Antique American Clocks February 2023
JG-20. $150
E. Ingraham Co. “Lee”, ca. 1899. One of six clocks
offered by Ingraham in 1899 that honored heroes of the 10-week-long, 1898 Spanish-American war. Brigadier General Fitzhugh Lee
(nephew of Robert E. Lee) was the American Consul-General in Havana, Cuba in 1898 when the USS Maine exploded and sank in Havana Harbor
under suspicious circumstances; this event led to the Spanish-American War, as Spain, which was fighting the Cubans in their War of
Independence, had a large military presence in Havana Harbor. The New York press (Hearst and Pulitzer) insisted that the Maine
had been mined, although the Navy concluded that the explosion resulted from a coal bunker fire. Lee had requested that a warship
be sent to Havana to demonstrate American strength and commitment to a peaceful settlement between Cuba and Spain. Was Lee’s
role in the events of the day sufficient to justify a clock named after him? I suspect that Ingraham was playing to the Old
South, naming a clock after Fitzhugh Lee, a former Confederate Calvary General in the Civil War, and a former Governor of Virginia.
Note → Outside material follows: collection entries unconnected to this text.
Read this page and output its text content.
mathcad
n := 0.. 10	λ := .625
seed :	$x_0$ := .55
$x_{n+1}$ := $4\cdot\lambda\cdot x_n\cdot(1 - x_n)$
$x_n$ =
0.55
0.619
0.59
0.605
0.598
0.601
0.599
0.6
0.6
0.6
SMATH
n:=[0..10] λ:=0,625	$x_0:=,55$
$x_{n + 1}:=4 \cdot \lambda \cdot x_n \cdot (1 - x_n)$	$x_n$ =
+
The Lee is one of the more difficult “Spanish-American War series” clocks to find. The 23-inch pressed wood oak case has been
refinished; the door glass is correct, the paper dial is likely original and bears the E. Ingraham Co. imprint. The signed,
8-day, time-and-strike movement is very dirty and the time spring is either broken or unattached, and will not wind. The strike
is working, striking on a wire gong on an Ingraham base. The ‘eagle and shield’ bronze pendulum is correct. There is an
advertising label for E. Ingraham on the back. I count six clocks in this series: M’Kinley, Emblem, Maine, Peace, Dewey (two
versions), and Lee. Thriftiques of Iowa sold a Lee in 2021 for $360. $150-$300.